Additionally, some in the crowd challenged company officials about the path of the outflow pipe, which they said appeared to cross the intertidal and offshore properties of several Northport landowners. Paul Bernacki of Belmont, who is against the project, insistently asked to see the surveyor’s report that had been commissioned by Nordic Aquafarms.

“That survey, which would clear this whole matter up has, for the last week, been refused to me,” he said. “I just want to know: Will you release this survey to me?”

Tourangeau, the attorney, told him that was unlikely to happen.

Not everyone in the audience was opposed to the project, however. One man, George Seaver of Waldoboro, vice president of fertilizer manufacturer Ocean Organics, said he was interested in buying some of the fish waste from Nordic Aquafarms. He asked Elizabeth Ransom of Ransom Consulting, an environmental consulting firm that is doing work for Nordic, to help him understand the amount of water that would be discharged into Penobscot Bay from the salmon farm.

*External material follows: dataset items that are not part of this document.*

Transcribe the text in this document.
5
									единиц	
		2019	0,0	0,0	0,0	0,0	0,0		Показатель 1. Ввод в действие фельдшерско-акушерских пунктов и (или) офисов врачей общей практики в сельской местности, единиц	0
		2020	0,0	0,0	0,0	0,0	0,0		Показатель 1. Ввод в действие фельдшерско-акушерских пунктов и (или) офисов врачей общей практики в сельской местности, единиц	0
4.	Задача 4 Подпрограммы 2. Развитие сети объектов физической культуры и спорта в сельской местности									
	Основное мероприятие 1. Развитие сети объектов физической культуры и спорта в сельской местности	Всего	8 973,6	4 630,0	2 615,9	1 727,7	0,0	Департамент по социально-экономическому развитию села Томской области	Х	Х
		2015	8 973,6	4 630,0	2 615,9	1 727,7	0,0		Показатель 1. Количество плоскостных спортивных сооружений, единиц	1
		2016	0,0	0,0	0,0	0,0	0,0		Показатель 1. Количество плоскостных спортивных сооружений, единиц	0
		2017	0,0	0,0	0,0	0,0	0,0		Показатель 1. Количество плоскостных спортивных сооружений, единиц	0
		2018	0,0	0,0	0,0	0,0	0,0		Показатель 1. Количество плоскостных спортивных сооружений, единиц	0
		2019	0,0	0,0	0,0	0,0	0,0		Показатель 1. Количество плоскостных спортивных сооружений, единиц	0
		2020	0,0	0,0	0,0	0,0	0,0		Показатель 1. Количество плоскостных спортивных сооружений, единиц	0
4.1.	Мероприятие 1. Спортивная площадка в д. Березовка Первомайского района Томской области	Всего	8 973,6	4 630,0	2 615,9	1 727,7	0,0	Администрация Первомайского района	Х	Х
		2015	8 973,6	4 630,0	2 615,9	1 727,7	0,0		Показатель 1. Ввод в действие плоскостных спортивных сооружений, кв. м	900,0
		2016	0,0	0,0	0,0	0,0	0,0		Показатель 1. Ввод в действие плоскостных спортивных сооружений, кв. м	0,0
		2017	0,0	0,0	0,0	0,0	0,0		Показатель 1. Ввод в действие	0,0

When completed, the facility would discharge as much as 7.7 million gallons of treated water per day into Penobscot Bay, according to its Maine Department of Environmental Protection application for a pollutant discharge elimination system.

“Because I want your fish [waste], I want you to be able to put this into perspective,” he told Ransom.

She complied.

“While 7 million gallons sounds like a lot of water, it’s a drop in the bucket, compared to the 720 trillion gallons in the bay,” she said. “We all know that this bay has capacity for what Nordic is proposing, and that’s why we’re anticipating they’ll get a discharge permit.”